Epigenetic dependencies have become evident in many cancers. On the basis of antagonism between BAF/SWI-SNF and PRC2 in SMARCB1-deficient sarcomas, we recently completed the clinical trial of the EZH2 inhibitor tazemetostat. However, the principles of tumor response to epigenetic therapy in general, and tazemetostat in particular, remain unknown. Using functional genomics and diverse experimental models, we define molecular mechanisms of tazemetostat resistance in SMARCB1-deficient tumors.
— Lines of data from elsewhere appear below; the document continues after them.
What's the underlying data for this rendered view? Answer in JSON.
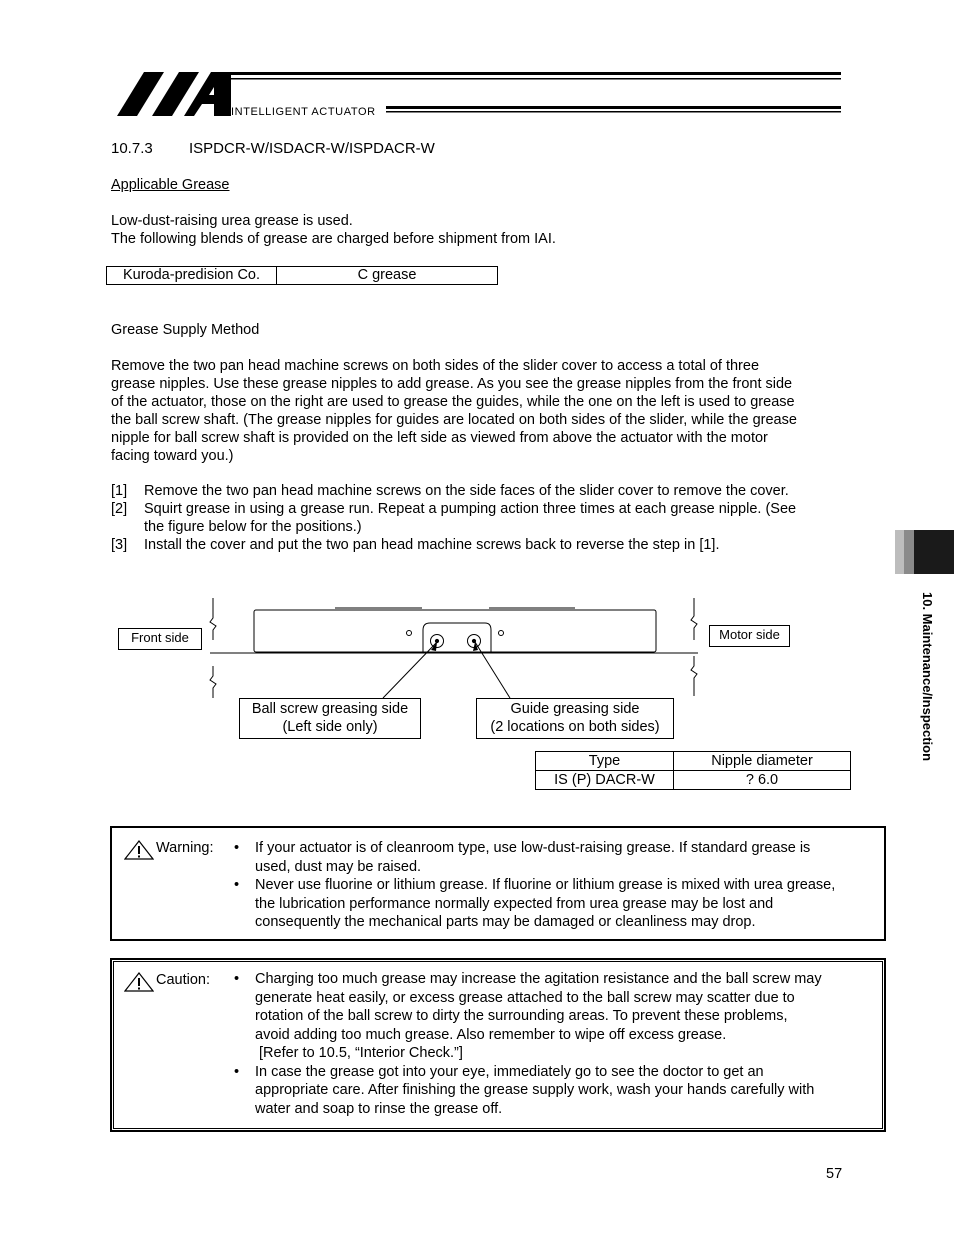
{
  "header": {
    "logo_text": "IAI",
    "logo_tagline": "INTELLIGENT ACTUATOR"
  },
  "section": {
    "number": "10.7.3",
    "title": "ISPDCR-W/ISDACR-W/ISPDACR-W"
  },
  "applicable_grease": {
    "heading": "Applicable Grease",
    "line1": "Low-dust-raising urea grease is used.",
    "line2": "The following blends of grease are charged before shipment from IAI.",
    "table": {
      "maker": "Kuroda-predision Co.",
      "grease": "C grease"
    }
  },
  "supply_method": {
    "heading": "Grease Supply Method",
    "paragraph": [
      "Remove the two pan head machine screws on both sides of the slider cover to access a total of three",
      "grease nipples. Use these grease nipples to add grease. As you see the grease nipples from the front side",
      "of the actuator, those on the right are used to grease the guides, while the one on the left is used to grease",
      "the ball screw shaft. (The grease nipples for guides are located on both sides of the slider, while the grease",
      "nipple for ball screw shaft is provided on the left side as viewed from above the actuator with the motor",
      "facing toward you.)"
    ],
    "steps": [
      {
        "num": "[1]",
        "lines": [
          "Remove the two pan head machine screws on the side faces of the slider cover to remove the cover."
        ]
      },
      {
        "num": "[2]",
        "lines": [
          "Squirt grease in using a grease run. Repeat a pumping action three times at each grease nipple. (See",
          "the figure below for the positions.)"
        ]
      },
      {
        "num": "[3]",
        "lines": [
          "Install the cover and put the two pan head machine screws back to reverse the step in [1]."
        ]
      }
    ]
  },
  "diagram": {
    "front_side": "Front side",
    "motor_side": "Motor side",
    "ball_screw_label": [
      "Ball screw greasing side",
      "(Left side only)"
    ],
    "guide_label": [
      "Guide greasing side",
      "(2 locations on both sides)"
    ]
  },
  "nipple_table": {
    "headers": [
      "Type",
      "Nipple diameter"
    ],
    "rows": [
      [
        "IS (P) DACR-W",
        "? 6.0"
      ]
    ]
  },
  "warning": {
    "label": "Warning:",
    "items": [
      [
        "If your actuator is of cleanroom type, use low-dust-raising grease. If standard grease is",
        "used, dust may be raised."
      ],
      [
        "Never use fluorine or lithium grease. If fluorine or lithium grease is mixed with urea grease,",
        "the lubrication performance normally expected from urea grease may be lost and",
        "consequently the mechanical parts may be damaged or cleanliness may drop."
      ]
    ]
  },
  "caution": {
    "label": "Caution:",
    "items": [
      [
        "Charging too much grease may increase the agitation resistance and the ball screw may",
        "generate heat easily, or excess grease attached to the ball screw may scatter due to",
        "rotation of the ball screw to dirty the surrounding areas. To prevent these problems,",
        "avoid adding too much grease. Also remember to wipe off excess grease.",
        " [Refer to 10.5, “Interior Check.”]"
      ],
      [
        "In case the grease got into your eye, immediately go to see the doctor to get an",
        "appropriate care. After finishing the grease supply work, wash your hands carefully with",
        "water and soap to rinse the grease off."
      ]
    ]
  },
  "side_tab": {
    "text": "10. Maintenance/Inspection"
  },
  "page_number": "57"
}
We found distinct acquired mutations that converge on the RB1/E2F axis and decouple EZH2-dependent differentiation and cell-cycle control. This allows tumor cells to escape tazemetostat-induced G1 arrest, suggests a general mechanism for effective therapy, and provides prospective biomarkers for therapy stratification, including PRICKLE1. On the basis of this, we develop a combination strategy to circumvent tazemetostat resistance using bypass targeting of AURKB. This offers a paradigm for rational epigenetic combination therapy suitable for translation to clinical trials for epithelioid sarcomas, rhabdoid tumors, and other epigenetically dysregulated cancers.
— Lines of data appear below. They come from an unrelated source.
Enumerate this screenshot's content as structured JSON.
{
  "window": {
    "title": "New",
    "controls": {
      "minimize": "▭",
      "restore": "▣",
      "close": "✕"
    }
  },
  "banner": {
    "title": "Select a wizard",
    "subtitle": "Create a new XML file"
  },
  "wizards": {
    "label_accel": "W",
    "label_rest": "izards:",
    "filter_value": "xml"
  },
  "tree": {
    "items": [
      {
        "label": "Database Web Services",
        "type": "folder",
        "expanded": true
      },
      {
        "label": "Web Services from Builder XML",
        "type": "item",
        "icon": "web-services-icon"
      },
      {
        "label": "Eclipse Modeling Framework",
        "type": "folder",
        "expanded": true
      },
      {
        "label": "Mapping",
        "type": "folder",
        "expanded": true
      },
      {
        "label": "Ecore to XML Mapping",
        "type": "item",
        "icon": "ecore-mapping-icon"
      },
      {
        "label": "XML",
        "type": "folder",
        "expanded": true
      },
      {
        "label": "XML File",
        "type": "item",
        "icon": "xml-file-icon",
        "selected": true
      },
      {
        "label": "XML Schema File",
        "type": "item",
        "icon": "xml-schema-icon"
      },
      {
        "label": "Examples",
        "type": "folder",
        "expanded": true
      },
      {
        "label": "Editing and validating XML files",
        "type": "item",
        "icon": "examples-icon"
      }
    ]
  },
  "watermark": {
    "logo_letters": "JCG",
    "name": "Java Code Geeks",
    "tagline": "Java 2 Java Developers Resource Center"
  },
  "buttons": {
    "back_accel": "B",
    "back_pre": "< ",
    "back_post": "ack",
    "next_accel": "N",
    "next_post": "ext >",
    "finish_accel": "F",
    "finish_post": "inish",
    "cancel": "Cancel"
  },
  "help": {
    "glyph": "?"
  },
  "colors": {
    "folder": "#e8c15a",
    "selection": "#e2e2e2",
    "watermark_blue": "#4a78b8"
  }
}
Genomic studies of patient epithelioid sarcomas and rhabdoid tumors identify mutations converging on a common pathway for response to EZH2 inhibition. Resistance mutations decouple drug-induced differentiation from cell-cycle control. We identify an epigenetic combination strategy to overcome resistance and improve durability of response, supporting its investigation in clinical trials. See related commentary by Paolini and Souroullas, p. 903. This article is featured in Selected Articles from This Issue, p. 897.
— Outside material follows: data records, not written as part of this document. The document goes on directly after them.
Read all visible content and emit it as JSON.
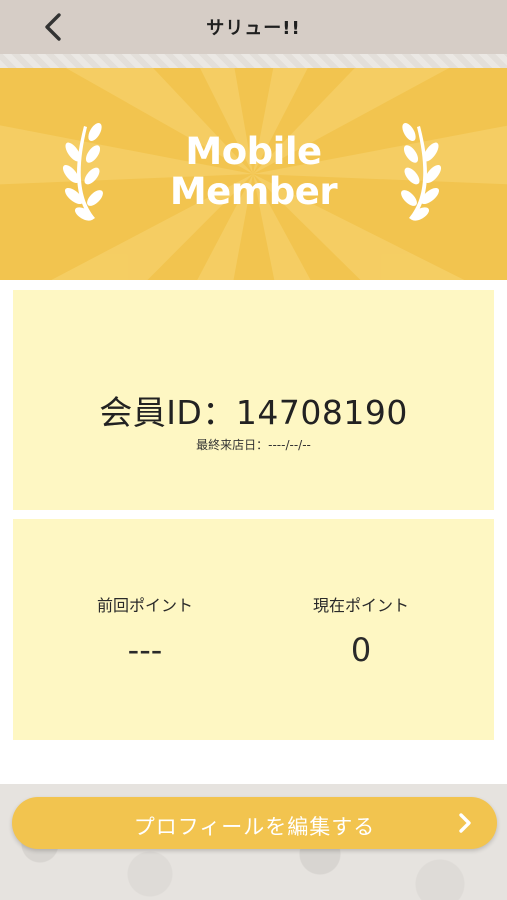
{
  "header": {
    "title": "サリュー!!",
    "back_icon": "chevron-left-icon"
  },
  "banner": {
    "title_line1": "Mobile",
    "title_line2": "Member",
    "background_color": "#f2c44f",
    "ray_color": "#f6d16a",
    "icons": [
      "laurel-left-icon",
      "laurel-right-icon"
    ]
  },
  "member_card": {
    "id_label": "会員ID：",
    "id_value": "14708190",
    "last_visit_label": "最終来店日：",
    "last_visit_value": "----/--/--",
    "background_color": "#fef7c3"
  },
  "points_card": {
    "previous_label": "前回ポイント",
    "previous_value": "---",
    "current_label": "現在ポイント",
    "current_value": "0"
  },
  "footer": {
    "edit_profile_label": "プロフィールを編集する",
    "edit_profile_icon": "chevron-right-icon",
    "button_color": "#f2c44f"
  }
}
在许多癌症中,表观遗传依赖性已经变得明显。基于 BAF/SWI-SNF 和 PRC2 在 SMARCB1 缺陷肉瘤中的拮抗作用,我们最近完成了 EZH2 抑制剂 tazemetostat 的临床试验。然而,肿瘤对表观遗传治疗的反应原则,特别是 tazemetostat 的反应原则,仍然未知。通过功能基因组学和多种实验模型,我们定义了 SMARCB1 缺陷肿瘤中 tazemetostat 耐药的分子机制。我们发现了独特的获得性突变,这些突变集中在 RB1/E2F 轴上,并使 EZH2 依赖性分化和细胞周期控制解耦。这使得肿瘤细胞能够逃避 tazemetostat 诱导的 G1 期阻滞,提示了一种有效的治疗一般机制,并提供了用于治疗分层的前瞻性生物标志物,包括 PRICKLE1。在此基础上,我们开发了一种组合策略,使用 AURKB 的旁路靶向来规避 tazemetostat 耐药。这为合理的表观遗传联合治疗提供了一个范例,适合转化为上皮样肉瘤、横纹肌瘤和其他表观遗传失调癌症的临床试验。
对患者上皮样肉瘤和横纹肌瘤的基因组研究确定了突变,这些突变集中在对 EZH2 抑制的反应的共同途径上。耐药突变使药物诱导的分化与细胞周期控制解耦。我们确定了一种表观遗传组合策略来克服耐药性并提高反应的持久性,支持在临床试验中对其进行研究。请参阅本期相关评论文章,第 903 页。本文是本期精选文章的一部分,第 897 页。